His book, "Target Patton", contains interviews with Mr Bazata, who died in 1999, and extracts from his diaries, detailing how he staged the car crash by getting a troop truck to plough into Patton's Cadillac and then shot the general with a low-velocity projectile, which broke his neck while his fellow passengers escaped without a scratch.
Mr Bazata also suggested that when Patton began to recover from his injuries, US officials turned a blind eye as agents of the NKVD, the forerunner of the KGB, poisoned the general.
Mr Wilcox told The Sunday Telegraph that when he spoke to Mr Bazata: "He was struggling with himself, all these killings he had done. He confessed to me that he had caused the accident, that he was ordered to do so by Wild Bill Donovan.

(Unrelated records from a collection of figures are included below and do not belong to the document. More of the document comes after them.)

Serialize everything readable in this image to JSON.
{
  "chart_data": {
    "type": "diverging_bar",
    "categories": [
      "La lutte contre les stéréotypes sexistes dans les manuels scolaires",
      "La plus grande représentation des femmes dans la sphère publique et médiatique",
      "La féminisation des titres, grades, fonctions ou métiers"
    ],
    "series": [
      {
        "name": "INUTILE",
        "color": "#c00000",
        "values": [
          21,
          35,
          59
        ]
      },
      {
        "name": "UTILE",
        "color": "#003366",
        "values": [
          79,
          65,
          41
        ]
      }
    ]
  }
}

"Donovan told him: 'We've got a terrible situation with this great patriot, he's out of control and we must save him from himself and from ruining everything the allies have done.' I believe Douglas Bazata. He's a sterling guy."
Mr Bazata led an extraordinary life. He was a member of the Jedburghs, the elite unit who parachuted into France to help organise the Resistance in the run up to D-Day in 1944. He earned four purple hearts, a Distinguished Service Cross and the French Croix de Guerre three times over for his efforts.
After the war he became a celebrated artist who enjoyed the patronage of Princess Grace of Monaco and the Duke and Duchess of Windsor.
He was friends with Salvador Dali, who painted a portrait of Bazata as Don Quixote.
He ended his career as an aide to President Ronald Reagan's Navy Secretary John Lehman, a member of the 9/11 Commission and adviser to John McCain's presidential campaign.
Mr Wilcox also tracked down and interviewed Stephen Skubik, an officer in the Counter-Intelligence Corps of the US Army, who said he learnt that Patton was on Stalin's death list. Skubik repeatedly alerted Donovan, who simply had him sent back to the US.
"You have two strong witnesses here," Mr Wilcox said. "The evidence is that the Russians finished the job."